From great demo to operable system
Eval rigor is the strong part. Production observability is where most LLM apps — this one included — still have a checklist to work through, and the highest-value item is closing the feedback loop. The trace ID already flows back to the client, but nothing scores it, so all the scoring lives offline. Add a route that records human review on real traffic:
langfuse.score.create({
traceId, // already returned to the UI
name: "human_review",
value: wasCorrect ? 1 : 0,
comment: agentNote,
});
That single move turns production into a continuous labeling source: corrected tickets flow back into the gold set, which makes the next eval sharper. After that it’s operational hygiene — mask PII before export (tickets carry emails and, by the agent’s own policy, security incidents), scope traces by environment so dev, CI, and prod don’t share one noisy stream, tag each trace with the release SHA so a quality change ties to a deploy, and define a price for your model ID so cost doesn’t render blank on a model the price table has never heard of.
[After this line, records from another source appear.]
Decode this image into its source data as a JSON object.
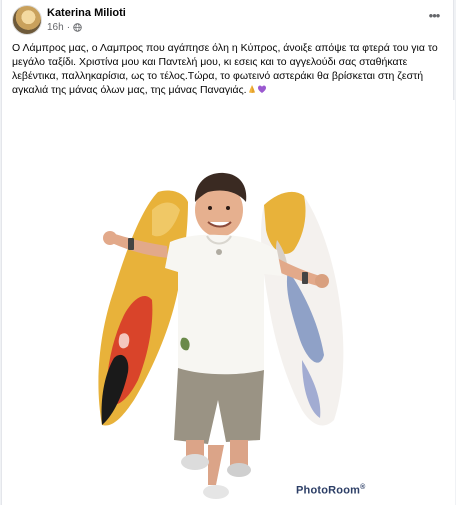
{
  "post": {
    "author": "Katerina Milioti",
    "time": "16h",
    "body": "Ο Λάμπρος μας, ο Λαμπρος που αγάπησε όλη η Κύπρος, άνοιξε απόψε τα φτερά του για το μεγάλο ταξίδι. Χριστίνα μου και Παντελή μου, κι εσεις και το αγγελούδι σας σταθήκατε λεβέντικα, παλληκαρίσια, ως το τέλος.Τώρα, το φωτεινό αστεράκι θα βρίσκεται στη ζεστή αγκαλιά της μάνας όλων μας, της μάνας Παναγιάς.",
    "emojis": [
      "praying-hands-icon",
      "purple-heart-icon"
    ],
    "more_label": "•••"
  },
  "photo": {
    "watermark": "PhotoRoom",
    "watermark_mark": "®"
  },
  "colors": {
    "author": "#050505",
    "meta": "#65676b",
    "wing_yellow": "#e8b23a",
    "wing_red": "#d9442a",
    "wing_blue": "#3d5fa8"
  }
}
None of it is hard. It’s the difference between a demo and a system you can operate.
What to take from this
If you’re shipping an LLM agent, stop judging it by reading its output. Trace it so it’s inspectable, score it on both axes — deterministic for labels and grounding, judges for quality — and make the consequential metric the headline. For a triage agent that’s escalation F1; for yours it’s whatever decision costs real money when it’s silently wrong. Then gate the build on it. An eval that can’t fail a pull request is just a dashboard, and dashboards don’t stop regressions — failing tests do.